ASSISTANT SECRETARY BOUCHER: That’s just not true. I mean, I’ve been in these meetings. We talk very frankly with each other. He talks to us; we talk to him. This whole issue of aid effectiveness, you know, comes out of us saying, you guys have got to be more capable when it comes to spending money and they saying, you’ve got to give us more of your money so we can spend it directly, you’re wasting it. And, you know, we work that over time and discussion and very frank discussions with ministers of finance and others into projects and capabilities and plans that can do both. And we know they’ve got challenges. We talk very frankly about how to deal with them.

QUESTION: Do you have faith and trust in NATO?

QUESTION: On the question of –

ASSISTANT SECRETARY BOUCHER: Yes. Anybody else you want me to have trust in today? (Laughter.)

QUESTION: On the question of peace agreements in Pakistan, Afghan government has always expressed serious concerns. Specifically talking on the last one that was done with the – with Massoud in Waziristan and the Swat ones, they’ve been coming out again and again and the Afghan Foreign Minister was quoted that Afghanistan – Pakistan can not do this without looking at it from an Afghan perspective. And do you think that both countries have serious problems at looking at the war against terrorism as a – and in the region as a single battlefield? Or you think that everywhere in Afghanistan and across the border in Pakistan, the issue has to be dealt with accordingly looking into the local conditions?

ASSISTANT SECRETARY BOUCHER: I think both sides increasingly understand that we need to deal with it on both sides for either side to feel safe. I mean, it’s not going to do the Pakistanis any good if there’s terrorist camps and training centers on the Afghan side. They come in both directions. People move back and forth. Militants move back and forth across this border. And we’re going to have to deal with the problem on both sides, as I said. And so I do think the more coordination, the better we are. And we’ve been actually pleased by seeing some of the back and forth, some of the visits. President Karzai and President Musharraf met in December. Since the new government’s come in, we’ve had the foreign ministers meet. I think some of the other senior leaders have been meeting. There’s a real desire, I think, to work with each other across that border in a whole variety of ways.

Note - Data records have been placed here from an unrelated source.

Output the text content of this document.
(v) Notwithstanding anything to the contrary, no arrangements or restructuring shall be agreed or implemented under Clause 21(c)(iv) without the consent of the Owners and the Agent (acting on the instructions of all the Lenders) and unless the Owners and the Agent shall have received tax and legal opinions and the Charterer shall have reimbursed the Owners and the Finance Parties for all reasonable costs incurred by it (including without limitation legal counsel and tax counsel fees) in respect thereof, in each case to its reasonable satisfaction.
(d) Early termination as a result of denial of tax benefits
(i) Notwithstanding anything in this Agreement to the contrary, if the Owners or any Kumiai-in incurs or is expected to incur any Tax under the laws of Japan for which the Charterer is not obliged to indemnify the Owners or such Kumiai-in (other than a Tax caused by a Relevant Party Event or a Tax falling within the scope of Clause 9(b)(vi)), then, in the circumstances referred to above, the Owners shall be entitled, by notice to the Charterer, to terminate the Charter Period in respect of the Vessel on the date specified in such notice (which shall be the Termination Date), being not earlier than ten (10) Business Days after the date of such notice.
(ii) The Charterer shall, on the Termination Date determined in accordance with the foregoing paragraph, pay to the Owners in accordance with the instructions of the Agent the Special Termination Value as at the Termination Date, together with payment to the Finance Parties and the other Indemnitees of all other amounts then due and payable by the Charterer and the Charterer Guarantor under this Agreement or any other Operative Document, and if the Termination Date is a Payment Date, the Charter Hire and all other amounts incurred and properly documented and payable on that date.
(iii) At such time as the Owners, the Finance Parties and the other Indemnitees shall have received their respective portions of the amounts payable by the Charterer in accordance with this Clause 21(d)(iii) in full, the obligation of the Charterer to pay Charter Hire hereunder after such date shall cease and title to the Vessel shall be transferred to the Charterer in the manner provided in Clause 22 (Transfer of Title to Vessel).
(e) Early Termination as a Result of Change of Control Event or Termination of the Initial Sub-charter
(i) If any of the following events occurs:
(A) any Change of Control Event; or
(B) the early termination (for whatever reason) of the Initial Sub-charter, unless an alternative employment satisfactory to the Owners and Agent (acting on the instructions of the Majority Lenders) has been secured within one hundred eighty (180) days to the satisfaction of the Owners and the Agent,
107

Can we do the last one? And – Charlie?

QUESTION: Yeah. Richard, you gave a few minutes ago a broad brush of the last five years and how far we had to come –

ASSISTANT SECRETARY BOUCHER:  Yeah.

QUESTION: – to get where we are now. Would you be willing to go a little bit into the future? I mean, is this five year, $50 billion package the one to get them up and running, or should the American taxpayers be ready to go on to this for 10, 15, 20 years? 

ASSISTANT SECRETARY BOUCHER: We have a very fundamental, strategic interest in the stability of Afghanistan and Pakistan:  one, to protect the homeland and others from the possibility that terrorism could come out of this region again; but two, just on fundamental stability in a region that’s critical to us between the Middle East and East Asia; and three is probably the opportunity that’s a historic opportunity, really, a change of the last 200 years of history, of having an open Afghanistan that can act as a conduit and hub for energy, ideas, people, trade, goods from Central Asia and other places down to the Arabian Sea. So we have a very fundamental strategic interest in a long-term, stable Afghanistan. And I’m sure we’ll be involved there for a long time.

I think, though, if you talk about the next five years, we need to see that we’re involved in different ways. And that’s part of it. As the Afghan forces increasingly take the lead, the U.S. forces and international forces should increasingly go to supporting roles and then, you know, support and maintenance roles. As the Afghan ministries increasingly take the lead, then more of the projects that need to be done should be done by a more capable Afghan Government, and less should be done directly by us or through large contractors. So I think what we look to is changing roles as we evolve so that they become more the leaders and we become more the supporters in all these areas. 

QUESTION: Thank you.

ASSISTANT SECRETARY BOUCHER: Okay? Thank you.